INGREDIENTES:
| 370g | Cereza deshuesada fresca (o cerezas sin almíbar) |
| 100g | Harina de espelta |
| 75g | Queso fresco Quark |
| 50ml | Leche de almendra |
| 50ml | Aceite de girasol |
| 50g | Almendra molida |
| 2 cdas. | Cacao puro en polvo |
| 1 | Plátano maduro |
| 1 | Sobre de levadura química |
| ½ cdta. | Vainilla molida |
| 1 pizca | Sal |
CAPA:
| 65g | Mantequilla |
| 40g | Concentrado de manzana |
| 2 | Yemas de huevo |
| 2 | Claras de huevo |
ELABORACIÓN:
Precalienta el horno a 180ºC.
Mezcla la harina de espelta con la almendra molida y la levadura química. A continuación, añade el queso Quark, la leche de almendra, aceite de girasol, un plátano aplastado, la vainilla, el cacao puro y una pizca de sal. Primero amasa todo con la batidora a poca velocidad con los ganchos de amasar y luego durante 1 minuto a toda velocidad. No más porque sino se queda la masa muy pegajosa.

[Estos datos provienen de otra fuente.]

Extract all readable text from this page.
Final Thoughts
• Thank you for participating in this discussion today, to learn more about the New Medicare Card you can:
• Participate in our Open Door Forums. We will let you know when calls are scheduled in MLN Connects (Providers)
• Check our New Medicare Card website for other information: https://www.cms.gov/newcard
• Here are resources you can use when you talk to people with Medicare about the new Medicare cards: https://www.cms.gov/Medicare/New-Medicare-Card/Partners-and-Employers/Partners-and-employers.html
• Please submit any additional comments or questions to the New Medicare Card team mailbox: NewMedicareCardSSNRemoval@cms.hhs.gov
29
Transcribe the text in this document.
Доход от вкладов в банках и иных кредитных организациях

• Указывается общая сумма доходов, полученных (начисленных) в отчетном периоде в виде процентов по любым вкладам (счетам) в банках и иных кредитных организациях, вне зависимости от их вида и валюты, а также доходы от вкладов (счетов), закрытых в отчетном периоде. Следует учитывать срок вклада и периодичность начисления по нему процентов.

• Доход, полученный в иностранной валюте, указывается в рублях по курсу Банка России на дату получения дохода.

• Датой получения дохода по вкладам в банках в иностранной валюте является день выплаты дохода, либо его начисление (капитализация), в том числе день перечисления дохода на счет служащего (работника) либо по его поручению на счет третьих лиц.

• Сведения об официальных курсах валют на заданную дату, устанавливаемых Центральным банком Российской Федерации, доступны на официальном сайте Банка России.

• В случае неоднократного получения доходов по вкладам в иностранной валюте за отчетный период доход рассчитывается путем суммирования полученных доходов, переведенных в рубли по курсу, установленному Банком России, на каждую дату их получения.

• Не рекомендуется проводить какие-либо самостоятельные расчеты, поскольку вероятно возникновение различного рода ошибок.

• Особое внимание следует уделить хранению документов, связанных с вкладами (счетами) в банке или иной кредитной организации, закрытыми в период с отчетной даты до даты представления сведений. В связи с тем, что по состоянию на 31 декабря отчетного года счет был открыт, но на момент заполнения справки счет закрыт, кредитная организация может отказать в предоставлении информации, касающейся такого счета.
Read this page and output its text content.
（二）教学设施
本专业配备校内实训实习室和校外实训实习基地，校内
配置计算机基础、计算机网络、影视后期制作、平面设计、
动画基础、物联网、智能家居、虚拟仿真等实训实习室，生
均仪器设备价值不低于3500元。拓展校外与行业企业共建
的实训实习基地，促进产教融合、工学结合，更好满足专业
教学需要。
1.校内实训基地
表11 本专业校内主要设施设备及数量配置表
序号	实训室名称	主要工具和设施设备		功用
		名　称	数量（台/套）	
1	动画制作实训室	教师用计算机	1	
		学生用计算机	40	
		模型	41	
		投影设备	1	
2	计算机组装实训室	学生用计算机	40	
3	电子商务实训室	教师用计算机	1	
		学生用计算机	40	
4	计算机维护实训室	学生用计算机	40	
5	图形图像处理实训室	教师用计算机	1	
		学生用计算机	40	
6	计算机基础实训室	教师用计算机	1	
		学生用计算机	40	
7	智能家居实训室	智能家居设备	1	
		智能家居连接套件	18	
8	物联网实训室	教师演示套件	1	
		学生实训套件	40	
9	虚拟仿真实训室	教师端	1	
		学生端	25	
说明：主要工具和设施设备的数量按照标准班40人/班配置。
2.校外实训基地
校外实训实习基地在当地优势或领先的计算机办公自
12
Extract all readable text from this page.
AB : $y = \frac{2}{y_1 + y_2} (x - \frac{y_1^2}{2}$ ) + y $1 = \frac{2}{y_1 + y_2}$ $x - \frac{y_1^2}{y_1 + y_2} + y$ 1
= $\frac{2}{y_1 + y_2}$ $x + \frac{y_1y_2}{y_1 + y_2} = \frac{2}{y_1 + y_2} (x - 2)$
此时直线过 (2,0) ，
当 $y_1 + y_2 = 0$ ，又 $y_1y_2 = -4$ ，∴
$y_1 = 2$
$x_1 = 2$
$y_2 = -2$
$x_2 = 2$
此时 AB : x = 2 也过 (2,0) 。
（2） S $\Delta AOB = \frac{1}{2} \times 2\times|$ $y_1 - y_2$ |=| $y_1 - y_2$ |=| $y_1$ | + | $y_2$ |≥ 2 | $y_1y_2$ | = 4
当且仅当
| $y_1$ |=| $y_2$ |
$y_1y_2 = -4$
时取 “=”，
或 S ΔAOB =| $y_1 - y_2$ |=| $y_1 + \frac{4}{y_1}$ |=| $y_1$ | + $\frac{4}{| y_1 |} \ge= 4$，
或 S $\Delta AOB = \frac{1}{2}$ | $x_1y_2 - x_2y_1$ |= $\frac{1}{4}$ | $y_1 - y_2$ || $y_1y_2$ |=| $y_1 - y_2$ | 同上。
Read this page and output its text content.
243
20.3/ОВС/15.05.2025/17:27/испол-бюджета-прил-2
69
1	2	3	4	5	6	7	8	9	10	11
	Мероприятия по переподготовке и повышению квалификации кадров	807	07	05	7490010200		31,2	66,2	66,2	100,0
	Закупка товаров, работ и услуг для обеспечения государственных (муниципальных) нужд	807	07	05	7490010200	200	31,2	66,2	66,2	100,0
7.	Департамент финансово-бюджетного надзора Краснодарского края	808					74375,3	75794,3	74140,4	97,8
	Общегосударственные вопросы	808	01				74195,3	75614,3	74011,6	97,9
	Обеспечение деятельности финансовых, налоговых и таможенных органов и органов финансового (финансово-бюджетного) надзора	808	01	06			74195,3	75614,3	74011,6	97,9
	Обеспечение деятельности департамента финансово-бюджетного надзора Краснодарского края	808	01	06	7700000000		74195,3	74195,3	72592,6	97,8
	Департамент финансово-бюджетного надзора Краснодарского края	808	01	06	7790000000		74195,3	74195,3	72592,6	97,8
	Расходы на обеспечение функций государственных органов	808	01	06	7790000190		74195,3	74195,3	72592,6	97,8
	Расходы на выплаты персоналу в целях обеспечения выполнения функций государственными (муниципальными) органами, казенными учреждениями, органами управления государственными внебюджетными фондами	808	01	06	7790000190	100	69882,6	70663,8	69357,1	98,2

Prepara un molde (tipo brownie, 21×21 cm aprox.) con papel vegetal y vierte la masa en el molde.
Lava y deshuesa las cerezas y colócalas como una capa encima de la masa.
Para preparar la última capa bate las claras a punto de nieve. En un bol aparte bate la mantequilla con las yemas y el concentrado de manzana con la batidora. Al final incorpora de forma envolvente las claras a punto de nieve y unta esta crema encima de las cerezas.
Hornea durante 30 minutos.
Una vez sacado el pastel del horno déjalo enfriar en el molde encima de una rejilla.
Si no tienes cerezas frescas puedes usar cerezas sin almíbar. Antes de colocarlas encima de la masa déjalas escurrir bien.